To my curious question as to what this potion might be concocted of, he merely replied, "Miracle mushroom!" When I then asked what kind of extraordinary mushroom that might be, the pharmacist retorted roguishly, "It's a secret!" He told me to drink a half cup of this potion every morning and evening.

Back in my room, I sipped cautiously this Russian miracle mushroom potion". It had a somewhat wine-like alcoholic aroma and a by no means unpleasant sweet-sour taste. I would surely have consumed it with greater gusto, were it not for its murky appearance, and if it weren't also for the daily warnings at that time in the posted orders of the day concerning typhus and cholera infection. Nevertheless, I obediently choked down a half-cup of it.

Next morning, the hoped-for effect - mild, emancipating, and without the stomach discomfort that accompanies the use of other laxative preparations - made its appearance. During the next few days, I was able to give two of my comrades relief, who were suffering as I had been, with the help of the aforementioned "magic potion".

On the day before we were scheduled to move out to the east, my host bolted in a state of extreme agitation, into my room. Austrian soldiers were going to requisition his last cow, which he had anxiously been hiding behind his herb chamber.

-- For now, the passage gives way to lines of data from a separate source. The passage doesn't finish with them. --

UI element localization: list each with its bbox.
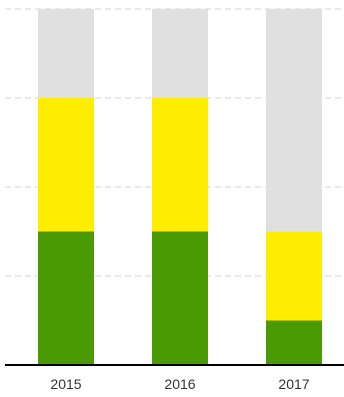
bar-2017-segment-2 bbox=[266, 9, 322, 232]
bar-2016-segment-0 bbox=[152, 231, 208, 365]
x-tick-label-2017: 2017 bbox=[278, 376, 309, 392]
bar-2017-segment-1 bbox=[266, 231, 322, 321]
bar-2016-segment-1 bbox=[152, 98, 208, 232]
bars bbox=[38, 9, 322, 365]
bar-2015-segment-0 bbox=[38, 231, 94, 365]
bar-2017-segment-0 bbox=[266, 320, 322, 365]
bar-2015-segment-1 bbox=[38, 98, 94, 232]
bar-2015-segment-2 bbox=[38, 9, 94, 98]
x-tick-labels: 2015 2016 2017 bbox=[50, 376, 309, 392]
x-tick-label-2016: 2016 bbox=[164, 376, 195, 392]
x-tick-label-2015: 2015 bbox=[50, 376, 81, 392]
bar-2016-segment-2 bbox=[152, 9, 208, 98]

I intervened and managed to see to it that the soldiers - who were unable to produce any papers entitling them to confiscate anything whatsoever - left the pharmacist and his emaciated cow alone.

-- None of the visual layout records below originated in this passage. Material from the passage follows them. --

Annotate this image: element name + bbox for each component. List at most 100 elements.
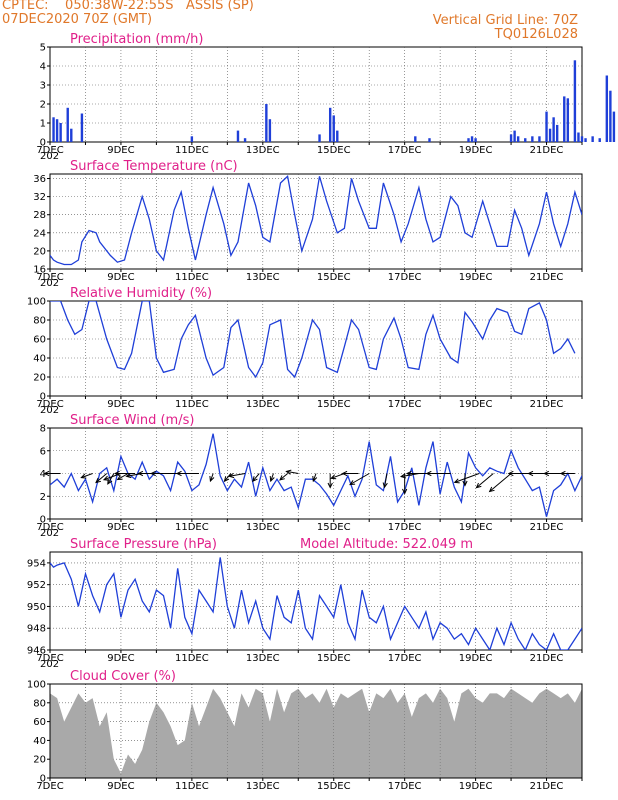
wind-arrow-20 [331,473,345,479]
precip-bar-7 [236,130,240,142]
temp-xtick-year: 202 [40,278,59,289]
wind-arrow-16 [279,473,288,481]
cloud-title: Cloud Cover (%) [70,669,176,684]
pressure-xtick-label-4: 15DEC [317,653,351,664]
precip-bar-5 [80,113,84,142]
wind-arrow-head-10 [175,470,182,477]
precip-bar-8 [243,138,247,142]
precip-bar-14 [336,130,339,142]
pressure-model-altitude: Model Altitude: 522.049 m [300,537,473,552]
precip-ytick-label-0: 0 [40,138,46,149]
cloud-xtick-label-1: 9DEC [107,781,134,792]
wind-xtick-label-0: 7DEC [36,522,63,533]
precip-bar-9 [265,104,268,142]
temp-ytick-label-0: 16 [33,265,46,276]
wind-arrow-head-29 [453,478,460,484]
wind-series-line [50,433,582,517]
precip-bar-18 [470,136,474,142]
precip-bar-10 [268,119,272,142]
wind-arrow-head-11 [209,475,215,483]
precip-bar-23 [524,138,527,142]
wind-arrow-30 [476,473,494,489]
temp-series-line [50,175,582,266]
rh-xtick-label-1: 9DEC [107,399,134,410]
wind-xtick-label-6: 19DEC [459,522,493,533]
precip-bar-12 [328,107,332,142]
rh-xtick-label-3: 13DEC [246,399,280,410]
wind-arrow-head-22 [349,480,356,486]
temp-xtick-label-5: 17DEC [388,272,422,283]
rh-ytick-label-4: 80 [33,316,46,327]
precip-bar-26 [545,111,548,142]
wind-arrow-head-31 [488,486,495,493]
header-model-code: TQ0126L028 [494,27,578,42]
precip-xtick-label-2: 11DEC [175,145,209,156]
precip-bar-16 [428,138,431,142]
wind-arrow-head-24 [402,488,408,495]
wind-xtick-label-7: 21DEC [530,522,564,533]
pressure-xtick-label-1: 9DEC [107,653,134,664]
pressure-series-line [50,557,582,650]
wind-arrow-head-13 [228,472,235,479]
precip-bar-30 [563,96,566,142]
precip-bar-34 [580,136,584,142]
precip-bar-25 [538,136,541,142]
cloud-xtick-label-7: 21DEC [530,781,564,792]
cloud-ytick-label-4: 80 [33,698,46,709]
pressure-plot-frame [49,551,583,651]
wind-arrow-head-33 [527,470,534,477]
wind-arrow-head-2 [95,477,102,484]
temp-xtick-label-6: 19DEC [459,272,493,283]
wind-arrow-head-12 [223,476,230,483]
wind-arrow-head-20 [330,474,337,480]
precip-bar-35 [584,138,587,142]
cloud-xtick-label-0: 7DEC [36,781,63,792]
precip-ytick-label-5: 5 [40,43,46,54]
wind-arrow-head-32 [507,470,514,477]
wind-arrow-13 [229,473,246,477]
precip-bar-27 [548,128,552,142]
wind-arrow-head-30 [475,482,482,489]
wind-xtick-label-2: 11DEC [175,522,209,533]
pressure-ytick-label-1: 948 [27,624,46,635]
rh-xtick-label-5: 17DEC [388,399,422,410]
pressure-xtick-label-6: 19DEC [459,653,493,664]
precip-bar-11 [318,134,321,142]
wind-arrow-head-18 [312,475,318,483]
precip-xtick-label-5: 17DEC [388,145,422,156]
precip-bar-17 [467,138,470,142]
wind-arrow-3 [107,473,115,485]
pressure-xtick-label-5: 17DEC [388,653,422,664]
precip-bar-38 [605,75,609,142]
wind-arrow-23 [384,473,388,488]
wind-xtick-label-1: 9DEC [107,522,134,533]
precip-bar-37 [598,138,601,142]
temp-ytick-label-5: 36 [33,174,46,185]
header-date: 07DEC2020 70Z (GMT) [2,12,153,27]
pressure-ytick-label-3: 952 [27,580,46,591]
wind-arrow-head-14 [252,476,258,483]
pressure-xtick-year: 202 [40,659,59,670]
wind-arrow-2 [95,473,108,483]
precip-xtick-label-4: 15DEC [317,145,351,156]
cloud-plot-frame-over [49,683,583,779]
wind-arrow-head-21 [341,470,348,477]
wind-arrow-head-9 [150,470,156,477]
wind-arrow-1 [81,473,93,479]
wind-ytick-label-3: 6 [40,446,46,457]
wind-arrow-head-15 [269,475,275,483]
temp-ytick-label-1: 20 [33,246,46,257]
temp-ytick-label-3: 28 [33,210,46,221]
precip-bar-2 [59,123,62,142]
wind-arrow-head-25 [399,473,407,479]
header-grid-line: Vertical Grid Line: 70Z [432,13,578,28]
wind-arrow-head-16 [279,475,285,481]
precip-bar-24 [531,136,534,142]
precip-bar-13 [332,115,335,142]
rh-xtick-label-4: 15DEC [317,399,351,410]
precip-bar-29 [555,124,559,142]
wind-xtick-label-3: 13DEC [246,522,280,533]
pressure-title: Surface Pressure (hPa) [70,537,217,552]
rh-ytick-label-3: 60 [33,335,46,346]
wind-arrow-head-5 [116,475,123,481]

In exchange, I required that the pharmacist reveal the real name and composition of. the so-called magic potion. His joy at being allowed to keep his cow loosened the tongue of this normally closemouthed man. He told me that it was an obscure Russian home remedy, the so-named Miracle or Volga or Tea-Kvass mushroom. It is prepared much like the well-known, somewhat tart and easily digestible kefir drink, which is made, using kefir kernels and milk, by "inoculating" the milk with the mucous-gelatinous kefir-fungus culture; similarly, one simply transfers a little bit from the mucous mass of the miracle mushroom into sweetened tea. This is not transformed on the spot - as he had earlier led me to believe - but rather after several days of fermentative activity in the liquid which he had given me. Since he himself was a habitual constipation sufferer, he always kept some of it at hand, especially since it is also good against all sorts of maladies and, much like kefir milk or yogurt, successfully wards off the afflictions of age with its naturally formed acids, and thus helps ensure a long life. In the small circle of insiders, the miracle-or tea-mushroom, as it was known, had achieved enormous popularity.

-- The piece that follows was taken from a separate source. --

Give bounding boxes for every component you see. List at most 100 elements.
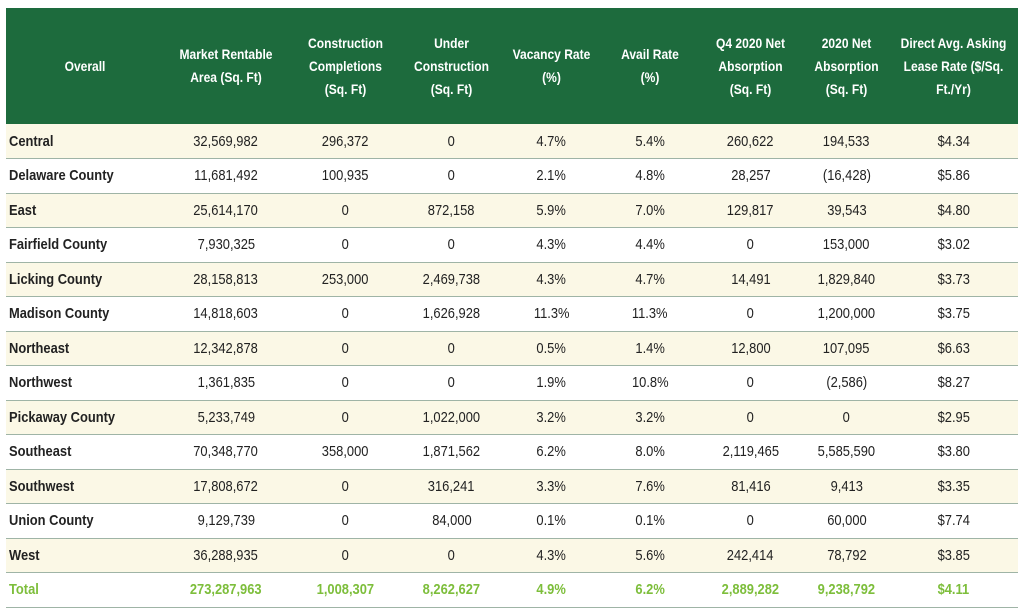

Out of gratitude for my vigorous intervention on his behalf, the pharmacist gave me, next morning as we were pulling out, a small broad-necked flask containing a tough mucous mass. This was the tea mushroom culture, with which I could prepare as much "miracle potion" as I wanted as often as I liked."

And that is Dr. Waldeck's report, to which I should like to add the following comment: tea, sugar and the Kombucha tea mushroom are the required ingredients for the Kombucha drink so highly praised in folk medicinal circles. The Polish pharmacist then added cognac or rum to it, which is by no means necessary. You, the reader, have it easier than Dr. Waldeck did back then: you can obtain a Kombucha mushroom with which to make your own delicious as well as healthful Kombucha Tea, without having to help a pharmacist retain possession of his cow. For more information read the Kombucha book "Kombucha - Healthy beverage and natural remedy from the Far East" by Günther W. Frank. If you would like to know where to get this book in the US and Canada, click here. If you are having difficulties locating a source in your country, you may contact the author directly: frank@kombu.de.

Don't be like the Polish pharmacist and treat Kombucha as if it were your own personal secret: if you have good results with the Kombucha tea, then you should consider it a moral obligation to tell others about it. There's an ancient saying from China, the presumed homeland of the Kombucha tea mushroom, that says: "Mutual assistance enriches even the poor."